Islamic extremists are continuing to press their advantage in the new, post-Mubarak Egypt, and are now demanding that one of the few Christians serving in the government be removed — or else. Emad Shehata Michael, a Coptic Christian, is the newly appointed governor of Qena. The act of appointing a Copt as governor was hardly an innovation; according to the Associated Press, his predecessor “was actually a Christian and a former police general as well, but he was appointed by Mubarak and was much reviled for his incompetence, security background, and close ties to the regime, enabling the Salafis to draw on local dissatisfaction in their current campaign.”
Whatever the faults of his predecessor, the objections to the new governor are entirely religious in nature. Adherents of the so-called Salafi movement — Muslims claiming to take the first three generations of Mohammed’s followers as their guide — are threatening to destabilize the area and demanding that the governor be removed so a Muslim will implement Sharia law. As reported by the AP:
Since the Feb. 11 ousting of President Hosni Mubarak in popular protests, Islamist groups have have been flexing their muscles and are vowing to take a more active political role as Egypt is still drawing its transition to democracy. …
"They started out by camping at the local government’s office. Then they set up a tent on the railroad tracks," said local resident Wafy Nasr. "They also tried to block the road and stopped buses to separate men and women passengers."
He said tensions were so high that the local Christian residents had to stay inside and couldn’t go to church to celebrate Palm Sunday.

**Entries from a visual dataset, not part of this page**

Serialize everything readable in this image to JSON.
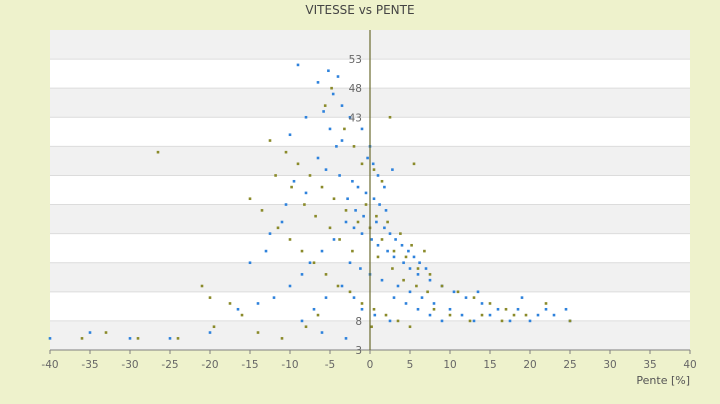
{
  "chart_data": {
    "type": "scatter",
    "title": "VITESSE vs PENTE",
    "xlabel": "Pente [%]",
    "ylabel": "",
    "xlim": [
      -40,
      40
    ],
    "ylim": [
      3,
      58
    ],
    "x_ticks": [
      -40,
      -35,
      -30,
      -25,
      -20,
      -15,
      -10,
      -5,
      0,
      5,
      10,
      15,
      20,
      25,
      30,
      35,
      40
    ],
    "x_tick_labels": [
      "-40",
      "-35",
      "-30",
      "-25",
      "-20",
      "-15",
      "-10",
      "-5",
      "0",
      "5",
      "10",
      "15",
      "20",
      "25",
      "30",
      "35",
      "40"
    ],
    "y_ticks_visible": [
      3,
      8,
      13,
      18,
      23,
      28,
      33,
      38,
      43,
      48,
      53
    ],
    "y_tick_labels_visible": [
      "3",
      "8",
      "43",
      "48",
      "53"
    ],
    "y_gridlines": [
      8,
      13,
      18,
      23,
      28,
      33,
      38,
      43,
      48,
      53
    ],
    "band_fills": [
      "#f1f1f1",
      "#ffffff"
    ],
    "grid": true,
    "legend": "none",
    "series": [
      {
        "color": "#2e82dc",
        "values": [
          [
            -5.2,
            51
          ],
          [
            -4.6,
            47
          ],
          [
            -5.8,
            44
          ],
          [
            -5.0,
            41
          ],
          [
            -4.2,
            38
          ],
          [
            -3.5,
            39
          ],
          [
            -6.5,
            36
          ],
          [
            -5.5,
            34
          ],
          [
            -3.8,
            33
          ],
          [
            -2.2,
            32
          ],
          [
            -1.5,
            31
          ],
          [
            -0.5,
            30
          ],
          [
            0.5,
            29
          ],
          [
            1.2,
            28
          ],
          [
            2.0,
            27
          ],
          [
            -2.8,
            29
          ],
          [
            -1.8,
            27
          ],
          [
            -0.8,
            26
          ],
          [
            0.8,
            25
          ],
          [
            1.8,
            24
          ],
          [
            2.5,
            23
          ],
          [
            3.2,
            22
          ],
          [
            4.0,
            21
          ],
          [
            4.8,
            20
          ],
          [
            5.5,
            19
          ],
          [
            6.2,
            18
          ],
          [
            7.0,
            17
          ],
          [
            -3.0,
            25
          ],
          [
            -2.0,
            24
          ],
          [
            -1.0,
            23
          ],
          [
            0.2,
            22
          ],
          [
            1.0,
            21
          ],
          [
            2.2,
            20
          ],
          [
            3.0,
            19
          ],
          [
            4.2,
            18
          ],
          [
            5.0,
            17
          ],
          [
            6.0,
            16
          ],
          [
            7.5,
            15
          ],
          [
            9.0,
            14
          ],
          [
            10.5,
            13
          ],
          [
            12.0,
            12
          ],
          [
            14.0,
            11
          ],
          [
            16.0,
            10
          ],
          [
            18.5,
            10
          ],
          [
            21.0,
            9
          ],
          [
            23.0,
            9
          ],
          [
            25.0,
            8
          ],
          [
            -4.5,
            22
          ],
          [
            -6.0,
            20
          ],
          [
            -7.5,
            18
          ],
          [
            -8.5,
            16
          ],
          [
            -10.0,
            14
          ],
          [
            -12.0,
            12
          ],
          [
            -14.0,
            11
          ],
          [
            -16.5,
            10
          ],
          [
            -20.0,
            6
          ],
          [
            -25.0,
            5
          ],
          [
            -30.0,
            5
          ],
          [
            -35.0,
            6
          ],
          [
            -40.0,
            5
          ],
          [
            -9.5,
            32
          ],
          [
            -8.0,
            30
          ],
          [
            -10.5,
            28
          ],
          [
            -11.0,
            25
          ],
          [
            -12.5,
            23
          ],
          [
            -13.0,
            20
          ],
          [
            -15.0,
            18
          ],
          [
            -2.5,
            18
          ],
          [
            -1.2,
            17
          ],
          [
            0.0,
            16
          ],
          [
            1.5,
            15
          ],
          [
            3.5,
            14
          ],
          [
            5.0,
            13
          ],
          [
            6.5,
            12
          ],
          [
            8.0,
            11
          ],
          [
            10.0,
            10
          ],
          [
            11.5,
            9
          ],
          [
            13.0,
            8
          ],
          [
            -3.5,
            14
          ],
          [
            -2.0,
            12
          ],
          [
            -1.0,
            10
          ],
          [
            0.6,
            9
          ],
          [
            2.5,
            8
          ],
          [
            -5.5,
            12
          ],
          [
            -7.0,
            10
          ],
          [
            -8.5,
            8
          ],
          [
            -6.0,
            6
          ],
          [
            -3.0,
            5
          ],
          [
            0.0,
            38
          ],
          [
            0.4,
            35
          ],
          [
            1.0,
            33
          ],
          [
            1.8,
            31
          ],
          [
            2.8,
            34
          ],
          [
            -0.3,
            36
          ],
          [
            -1.0,
            41
          ],
          [
            -2.5,
            43
          ],
          [
            -3.5,
            45
          ],
          [
            -4.0,
            50
          ],
          [
            -6.5,
            49
          ],
          [
            -9.0,
            52
          ],
          [
            -10.0,
            40
          ],
          [
            -8.0,
            43
          ],
          [
            3.0,
            12
          ],
          [
            4.5,
            11
          ],
          [
            6.0,
            10
          ],
          [
            7.5,
            9
          ],
          [
            9.0,
            8
          ],
          [
            15.0,
            9
          ],
          [
            17.5,
            8
          ],
          [
            20.0,
            8
          ],
          [
            22.0,
            10
          ],
          [
            24.5,
            10
          ],
          [
            19.0,
            12
          ],
          [
            13.5,
            13
          ]
        ]
      },
      {
        "color": "#8a8a2a",
        "values": [
          [
            -26.5,
            37
          ],
          [
            -4.8,
            48
          ],
          [
            -5.6,
            45
          ],
          [
            -3.2,
            41
          ],
          [
            -2.0,
            38
          ],
          [
            -1.0,
            35
          ],
          [
            0.5,
            34
          ],
          [
            1.5,
            32
          ],
          [
            -12.5,
            39
          ],
          [
            -10.5,
            37
          ],
          [
            -9.0,
            35
          ],
          [
            -7.5,
            33
          ],
          [
            -6.0,
            31
          ],
          [
            -4.5,
            29
          ],
          [
            -3.0,
            27
          ],
          [
            -1.5,
            25
          ],
          [
            0.0,
            24
          ],
          [
            1.5,
            22
          ],
          [
            3.0,
            20
          ],
          [
            4.5,
            19
          ],
          [
            6.0,
            17
          ],
          [
            7.5,
            16
          ],
          [
            9.0,
            14
          ],
          [
            11.0,
            13
          ],
          [
            13.0,
            12
          ],
          [
            15.0,
            11
          ],
          [
            17.0,
            10
          ],
          [
            19.5,
            9
          ],
          [
            22.0,
            11
          ],
          [
            25.0,
            8
          ],
          [
            -15.0,
            29
          ],
          [
            -13.5,
            27
          ],
          [
            -11.5,
            24
          ],
          [
            -10.0,
            22
          ],
          [
            -8.5,
            20
          ],
          [
            -7.0,
            18
          ],
          [
            -5.5,
            16
          ],
          [
            -4.0,
            14
          ],
          [
            -2.5,
            13
          ],
          [
            -1.0,
            11
          ],
          [
            0.5,
            10
          ],
          [
            2.0,
            9
          ],
          [
            3.5,
            8
          ],
          [
            5.0,
            7
          ],
          [
            -20.0,
            12
          ],
          [
            -21.0,
            14
          ],
          [
            -17.5,
            11
          ],
          [
            -16.0,
            9
          ],
          [
            -19.5,
            7
          ],
          [
            -24.0,
            5
          ],
          [
            -29.0,
            5
          ],
          [
            -33.0,
            6
          ],
          [
            -36.0,
            5
          ],
          [
            -14.0,
            6
          ],
          [
            -11.0,
            5
          ],
          [
            -8.0,
            7
          ],
          [
            -6.5,
            9
          ],
          [
            2.5,
            43
          ],
          [
            5.5,
            35
          ],
          [
            0.2,
            7
          ],
          [
            8.0,
            10
          ],
          [
            10.0,
            9
          ],
          [
            12.5,
            8
          ],
          [
            14.0,
            9
          ],
          [
            16.5,
            8
          ],
          [
            18.0,
            9
          ],
          [
            -0.5,
            28
          ],
          [
            0.8,
            26
          ],
          [
            2.2,
            25
          ],
          [
            3.8,
            23
          ],
          [
            5.2,
            21
          ],
          [
            6.8,
            20
          ],
          [
            -2.2,
            20
          ],
          [
            -3.8,
            22
          ],
          [
            -5.0,
            24
          ],
          [
            -6.8,
            26
          ],
          [
            -8.2,
            28
          ],
          [
            -9.8,
            31
          ],
          [
            -11.8,
            33
          ],
          [
            1.0,
            19
          ],
          [
            2.8,
            17
          ],
          [
            4.2,
            15
          ],
          [
            5.8,
            14
          ],
          [
            7.2,
            13
          ]
        ]
      }
    ]
  }
}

According to an April 19 story at AhramOnline, Egypt’s deputy prime minister has declared that Michael will keep his position. However, Ayman Nour, the chairman of the El Ghad party who is running for president, has jumped into the midst of the controversy with the inflamatory claim that Michael “was responsible for torturing him when he was arrested in July 2007 after writing an article critical of ousted president Mubarak. Nour said that he had 16 injuries in different parts of his body as a result of the torture inflicted on him.” Predictably, Nour “expressed his solidarity with the people of Qena.”
Nour’s candidacy has drawn attention — and criticism — because it is anticipated that as president he may renounce the peace treaty between Egypt and Israel, maintaining that the “Camp David era was over,”
With Nour playing on the sentiments of the mob, and Christians reportedly forced to hide in their homes during Holy Week, the rhetoric of Michael’s opponents makes it clear that the "hope and change" which many in the West blithely expected for a post-Mubarak Egypt is not working out quickly the way they imagined. The anti-Christian campaign which had already begun before the "revolution" has steadily continued, with the burning of churches and anti-Christian riots part of a trend which is familiar to Egypt’s Coptic minority. The anti-Christian mobs understand something which is often forgotten by those in the West who imagined that the recent overthrow of Mubarak would bring change to Egypt: Egypt remains an Islamic state, and Western notions of separate realms of authority for "church" and "state" have no place in their ideology. As noted in the AP article:
A video posted on the YouTube website showed a speaker telling a crowd at the government office: "This won’t work. A Copt won’t implement Islamic law." According to the constitution, Islamic law is supposed to be the primary source of legislation in the country. …
The country’s most organized political opposition group, the long-banned Muslim Brotherhood, has also become more vocal about its plans, drawing on its large network of social groups and followers, which it had for long to operate under strict security oversight from the Mubarak regime.
A senior group leader caused an uproar after he was quoted in local papers as saying his group seeks to establish an Islamic state, imposing Islamic punishments — including amputating hands for theft.
"We can’t sleep anymore, so we give room for this religion to thrive in Egypt. Don’t let us waste this opportunity," Saad al-Husseini, a Brotherhood leader, said, according to the daily Al-Masry Al-Youm.
Each step in this year’s Islamic revolutions has been greeted by those who have tried to cast events in the imagery of Willard’s “The Spirit of ’76.” If sentiments expressed by the Muslim Brotherhood are brought to their logical conclusions, something along the lines of Jean-Leon Gerome’s classic painting, “The Slave Market,” is the more likely outcome. Even under the leadership of Hosni Mubarak, there was a place — albeit a small one — for Egypt’s Coptic minority in the nation’s government. Whether there will be a continuing role for such Christians in the leadership of their own nation remains to be seen.